King Charles III selected a photograph full of meaning for a card he sent to well-wishers who wrote to share their condolences on the death of his mother, Her Majesty Queen Elizabeth II.
King Charles chose a childhood picture of him and the young Queen smiling out of a window in Balmoral during the Royal Family’s visit to their Aberdeenshire estate. The photograph was taken in September 1952, shortly before Charles’ fourth birthday and just months after the Queen ascended the throne on the death of her father, King George VI.
The photograph offers a rare glimpse of what childhood was like for the prince in his younger years, before he assumed the pressures and responsibilities that fall to the heir to the throne. In the image, Charles, wearing a camel coat, leans out of the window and off to the right, following the sightline of his mother, who is wearing a smart duck egg blue ensemble with brooch and pearls.
It was one of a number of pictures taken that day by the photographer, Lisa Sheridan, who was called upon to capture the Queen with her son and daughter, Anne. It is understood they were released to mark Prince Charles’s fourth birthday.
Another image from the set shows the Queen and her children smiling on a bench in the grounds of the sprawling property.

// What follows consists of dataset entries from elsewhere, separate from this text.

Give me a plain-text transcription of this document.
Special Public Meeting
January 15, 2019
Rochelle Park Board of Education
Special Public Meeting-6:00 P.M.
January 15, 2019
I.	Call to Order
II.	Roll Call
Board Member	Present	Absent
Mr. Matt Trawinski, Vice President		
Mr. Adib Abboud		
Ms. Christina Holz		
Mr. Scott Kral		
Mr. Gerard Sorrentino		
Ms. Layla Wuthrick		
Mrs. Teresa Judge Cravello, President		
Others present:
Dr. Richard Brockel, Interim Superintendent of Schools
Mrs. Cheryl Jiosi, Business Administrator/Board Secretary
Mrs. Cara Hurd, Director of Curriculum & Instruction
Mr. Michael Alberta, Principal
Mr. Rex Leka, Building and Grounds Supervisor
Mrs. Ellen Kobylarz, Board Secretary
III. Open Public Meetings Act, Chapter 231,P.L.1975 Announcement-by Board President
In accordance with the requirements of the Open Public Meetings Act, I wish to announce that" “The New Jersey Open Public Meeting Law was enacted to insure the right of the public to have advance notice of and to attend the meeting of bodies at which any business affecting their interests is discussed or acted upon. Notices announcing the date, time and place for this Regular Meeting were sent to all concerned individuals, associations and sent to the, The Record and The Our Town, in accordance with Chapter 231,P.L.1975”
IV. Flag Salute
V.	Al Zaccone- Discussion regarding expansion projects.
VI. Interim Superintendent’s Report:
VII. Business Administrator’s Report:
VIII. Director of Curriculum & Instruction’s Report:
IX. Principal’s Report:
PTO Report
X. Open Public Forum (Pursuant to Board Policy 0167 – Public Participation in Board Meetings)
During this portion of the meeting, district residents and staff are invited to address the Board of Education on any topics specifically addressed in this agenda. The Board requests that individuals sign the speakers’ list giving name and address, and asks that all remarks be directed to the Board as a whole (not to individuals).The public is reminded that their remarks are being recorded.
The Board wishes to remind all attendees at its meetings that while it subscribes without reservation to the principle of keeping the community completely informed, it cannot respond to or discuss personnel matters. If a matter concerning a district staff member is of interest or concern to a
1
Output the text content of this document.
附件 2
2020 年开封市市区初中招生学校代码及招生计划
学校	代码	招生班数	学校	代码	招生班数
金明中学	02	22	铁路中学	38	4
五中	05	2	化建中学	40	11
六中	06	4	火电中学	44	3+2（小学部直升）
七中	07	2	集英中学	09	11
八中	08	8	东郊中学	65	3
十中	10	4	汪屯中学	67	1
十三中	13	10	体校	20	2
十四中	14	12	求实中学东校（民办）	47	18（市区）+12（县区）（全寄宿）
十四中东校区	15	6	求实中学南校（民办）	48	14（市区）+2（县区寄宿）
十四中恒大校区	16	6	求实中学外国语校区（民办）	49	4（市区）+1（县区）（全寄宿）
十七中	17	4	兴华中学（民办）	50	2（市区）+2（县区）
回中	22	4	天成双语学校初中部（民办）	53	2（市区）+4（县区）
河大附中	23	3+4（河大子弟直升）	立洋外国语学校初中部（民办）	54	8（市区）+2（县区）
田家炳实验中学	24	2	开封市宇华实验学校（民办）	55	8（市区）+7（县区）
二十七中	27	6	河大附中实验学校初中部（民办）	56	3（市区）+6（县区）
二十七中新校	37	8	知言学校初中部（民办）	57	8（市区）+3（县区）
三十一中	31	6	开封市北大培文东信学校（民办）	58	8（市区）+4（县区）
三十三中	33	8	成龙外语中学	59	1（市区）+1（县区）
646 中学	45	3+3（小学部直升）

A third paints the Queen as a hands-on, doting mother: she smiles down at Prince Charles as he drives past her with a toy on a ride-on car.
A photograph of the card was shared on Instagram by royal watcher loopycrown3, who also revealed the touching personal message within. ‘It was so very kind of you to send me such a wonderfully generous message following the death of my beloved mother,’ Charles wrote. ‘Your most thoughtful words are enormously comforting, and I cannot tell you how deeply they are appreciated at this time of immense sorrow.’